Law & Religion in Legal, Social, and Political Perspective

Quick Info
(3160.03)  Seminar
Professor B. Berger
3 credit(s)  3 hour(s);
Discussion, Student Participation and Reflection, Short Lectures. Online Modules
Upper Year Research & Writing Requirement

Students enrolled in this seminar will engage in a close and critical examination of the complex historical and contemporary interactions between law and religion, two social forces whose relationship has shaped – and continues to shape – our modern world.  This seminar will call upon students to use the study of the interaction of law and religion as a vehicle for gaining (a) a keener appreciation of the challenges of deep cultural diversity, (b) a deeper and more complex sense of the politics of “secularism” in modern secular states, and (c) a richer understanding of the nature of law.  Students will examine certain influential theories in the study of religion and learn about the place of religion in the historical foundations of the common law.  They will trace issues of religious difference through Canadian constitutional history, consider questions of law and religion in international and comparative perspective, and examine the structure and limits of constitutional rights through the study of doctrines of religious freedom.  Seminar readings and discussions will canvass issues such as: the nature of “secularism(s)”; justifications for the constitutional protection of religion; religion, gender, and sexual equality; religion and education; religion and legal pluralism; religion and public reason; and law, religion, and morality.  The seminar will be overtly interdisciplinary, putting questions of history, philosophy, and religious studies alongside legal theory and analysis.
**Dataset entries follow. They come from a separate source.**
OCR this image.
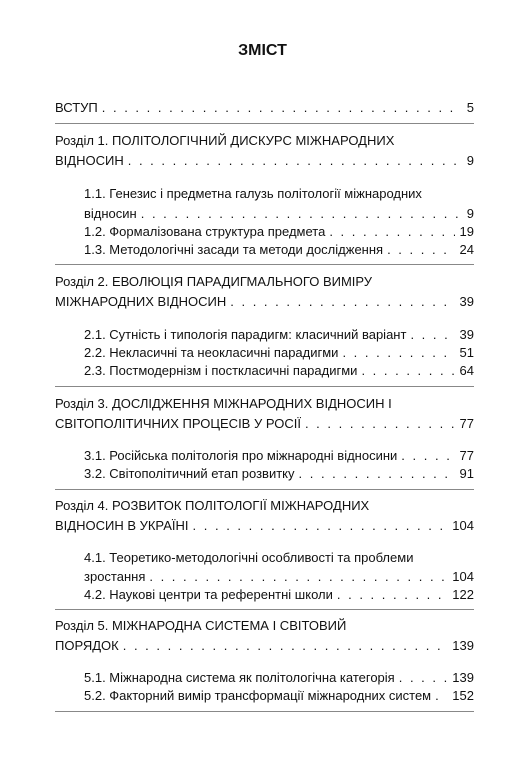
ЗМІСТ
ВСТУП . . .	5
Розділ 1. ПОЛІТОЛОГІЧНИЙ ДИСКУРС МІЖНАРОДНИХ
ВІДНОСИН . . .	9
1.1. Генезис і предметна галузь політології міжнародних
відносин . . .	9
1.2. Формалізована структура предмета . . .	19
1.3. Методологічні засади та методи дослідження . . .	24
Розділ 2. ЕВОЛЮЦІЯ ПАРАДИГМАЛЬНОГО ВИМІРУ
МІЖНАРОДНИХ ВІДНОСИН . . .	39
2.1. Сутність і типологія парадигм: класичний варіант . . .	39
2.2. Некласичні та неокласичні парадигми . . .	51
2.3. Постмодернізм і посткласичні парадигми . . .	64
Розділ 3. ДОСЛІДЖЕННЯ МІЖНАРОДНИХ ВІДНОСИН І
СВІТОПОЛІТИЧНИХ ПРОЦЕСІВ У РОСІЇ . . .	77
3.1. Російська політологія про міжнародні відносини . . .	77
3.2. Світополітичний етап розвитку . . .	91
Розділ 4. РОЗВИТОК ПОЛІТОЛОГІЇ МІЖНАРОДНИХ
ВІДНОСИН В УКРАЇНІ . . .	104
4.1. Теоретико-методологічні особливості та проблеми
зростання . . .	104
4.2. Наукові центри та референтні школи . . .	122
Розділ 5. МІЖНАРОДНА СИСТЕМА І СВІТОВИЙ
ПОРЯДОК . . .	139
5.1. Міжнародна система як політологічна категорія . . .	139
5.2. Факторний вимір трансформації міжнародних систем . . . 152
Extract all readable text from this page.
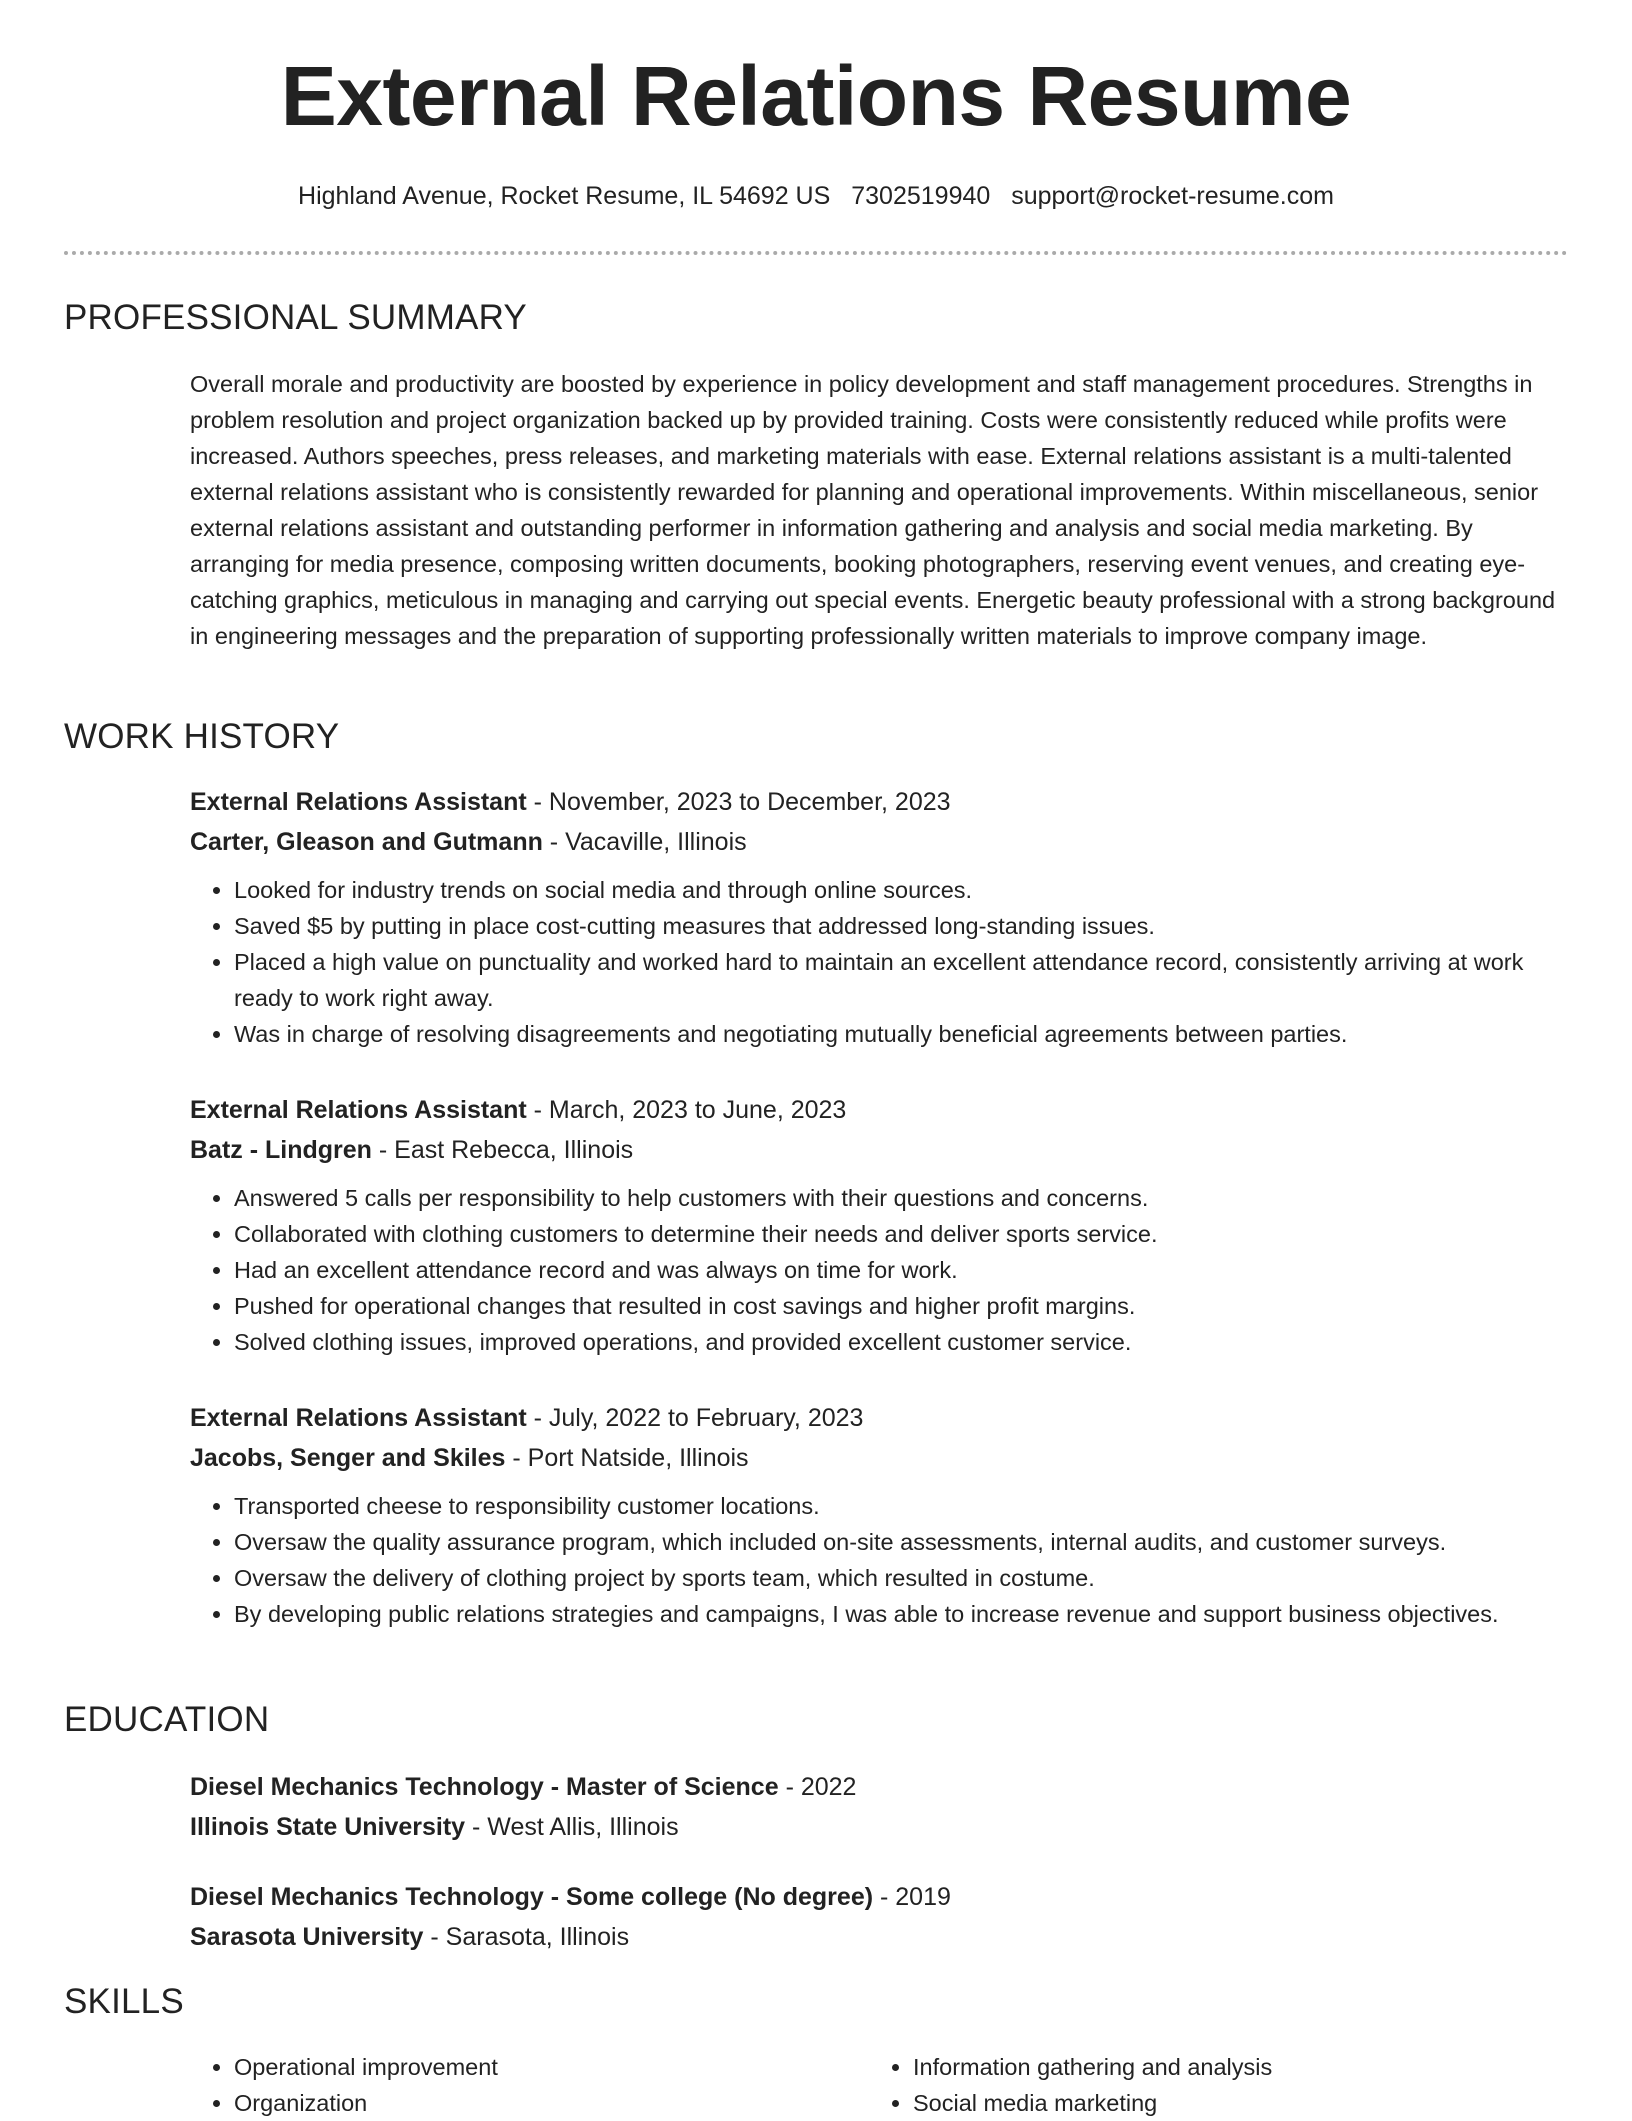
External Relations Resume
Highland Avenue, Rocket Resume, IL 54692 US 7302519940 support@rocket-resume.com
PROFESSIONAL SUMMARY

Overall morale and productivity are boosted by experience in policy development and staff management procedures. Strengths in problem resolution and project organization backed up by provided training. Costs were consistently reduced while profits were increased. Authors speeches, press releases, and marketing materials with ease. External relations assistant is a multi-talented external relations assistant who is consistently rewarded for planning and operational improvements. Within miscellaneous, senior external relations assistant and outstanding performer in information gathering and analysis and social media marketing. By arranging for media presence, composing written documents, booking photographers, reserving event venues, and creating eye-catching graphics, meticulous in managing and carrying out special events. Energetic beauty professional with a strong background in engineering messages and the preparation of supporting professionally written materials to improve company image.

WORK HISTORY

External Relations Assistant - November, 2023 to December, 2023

Carter, Gleason and Gutmann - Vacaville, Illinois

• Looked for industry trends on social media and through online sources.
• Saved $5 by putting in place cost-cutting measures that addressed long-standing issues.
• Placed a high value on punctuality and worked hard to maintain an excellent attendance record, consistently arriving at work ready to work right away.
• Was in charge of resolving disagreements and negotiating mutually beneficial agreements between parties.

External Relations Assistant - March, 2023 to June, 2023

Batz - Lindgren - East Rebecca, Illinois

• Answered 5 calls per responsibility to help customers with their questions and concerns.
• Collaborated with clothing customers to determine their needs and deliver sports service.
• Had an excellent attendance record and was always on time for work.
• Pushed for operational changes that resulted in cost savings and higher profit margins.
• Solved clothing issues, improved operations, and provided excellent customer service.

External Relations Assistant - July, 2022 to February, 2023

Jacobs, Senger and Skiles - Port Natside, Illinois

• Transported cheese to responsibility customer locations.
• Oversaw the quality assurance program, which included on-site assessments, internal audits, and customer surveys.
• Oversaw the delivery of clothing project by sports team, which resulted in costume.
• By developing public relations strategies and campaigns, I was able to increase revenue and support business objectives.
EDUCATION

Diesel Mechanics Technology - Master of Science - 2022

Illinois State University - West Allis, Illinois

Diesel Mechanics Technology - Some college (No degree) - 2019

Sarasota University - Sarasota, Illinois

SKILLS
• Operational improvement
• Organization
• Information gathering and analysis
• Social media marketing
Please note that this seminar has been selected to form part an ongoing eLearning Pilot by the Law School. As a result, class meetings will take place via Zoom. The online delivery of the seminar will enable student engagement with experts in the field from around the world, with students in related courses at other universities, with one another in smaller group tutorials, and/or with online modules designed to enrich learning and class discussion.